I hope LILandKIT don't mind that I copy and pasted part of what I told them over on the Relaxed Lantus board last night. :-D But we have all been right where you are, patience isn't my strong suit either. I thought I had it all figured out with Maxwell when I adopted him and he did everything almost textbook for getting a cat into remission and he did it so quickly. Then comes Musette, and I'm back to feeling like a newbie all over again. She clearly hasn't read the stickies, she doesn't want to follow the rules and she wants to do this whole sugar dance her way...imagine that!...oh wait....She's a CAT! That is what cats do...everything their own way, and according to their own rules.

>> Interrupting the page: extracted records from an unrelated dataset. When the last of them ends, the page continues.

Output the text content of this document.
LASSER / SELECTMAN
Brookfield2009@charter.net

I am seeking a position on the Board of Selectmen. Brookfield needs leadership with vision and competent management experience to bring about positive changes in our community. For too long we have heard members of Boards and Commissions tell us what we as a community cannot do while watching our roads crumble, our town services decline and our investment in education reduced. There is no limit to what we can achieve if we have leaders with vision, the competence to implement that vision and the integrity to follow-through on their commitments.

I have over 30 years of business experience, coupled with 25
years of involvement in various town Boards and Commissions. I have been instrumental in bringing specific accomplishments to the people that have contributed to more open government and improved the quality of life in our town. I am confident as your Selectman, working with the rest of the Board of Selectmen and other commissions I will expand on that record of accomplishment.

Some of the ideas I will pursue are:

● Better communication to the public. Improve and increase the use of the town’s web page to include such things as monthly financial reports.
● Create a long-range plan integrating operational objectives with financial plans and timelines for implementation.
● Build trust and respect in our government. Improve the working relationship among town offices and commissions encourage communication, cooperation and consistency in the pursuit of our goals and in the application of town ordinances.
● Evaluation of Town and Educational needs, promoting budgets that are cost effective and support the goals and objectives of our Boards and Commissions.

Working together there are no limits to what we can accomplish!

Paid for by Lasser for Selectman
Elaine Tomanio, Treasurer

When I hit one of those really frustrating days I take a deep breath and try to remember... We call this a dance for a reason, when you first start learning a dance you feel awkward and clumpsy as you start learning the steps, but the more you do it, more you practice the more graceful you become, until your body instinctively starts to move when you hear the music. The same with this dance, its frustrating and overwhelming at first, you feel clumpsy, there are days that you feel like your tripping over your own feet, and you swear you will never be able to remember all the steps in the right order, but if you take it one step at a time, and work it into a routine, pretty soon it will become like brushing your teeth, you will be able do it in your sleep. Your body will almost instinctively go through the routine, I know now after 6 months of testing Musette as much as I test her, and I have the luxery of being to test her alot.. I have woke up the next morning and had to check the meter's memory to see if I actually tested her or if I just dreamed I did. There is only one problem with this dance......only the cats can hear the music! And just like a dance, while the basic framework remains the same, every dancer puts their own style and flare to that dance. Every cat dances to their own music, and like any good dance partner we just have to learn to follow their lead. And yeah, somedays regardless of how long we dance with our sugarcat, there will be days when we break a heel, step on our hem, or slip on the dance floor and fall on our hiney. But when those days happen, you just have to gracefully pick yourself up off the floor and go on with the dance. Then go have a melt down in the dressing room later while you drown your bruised ego with chocolate and alcoholic beverage of your choice. Because when the music starts for the next performance, you need to go right back on the dance floor, because your dance partner is counting on you, they can't dance without you.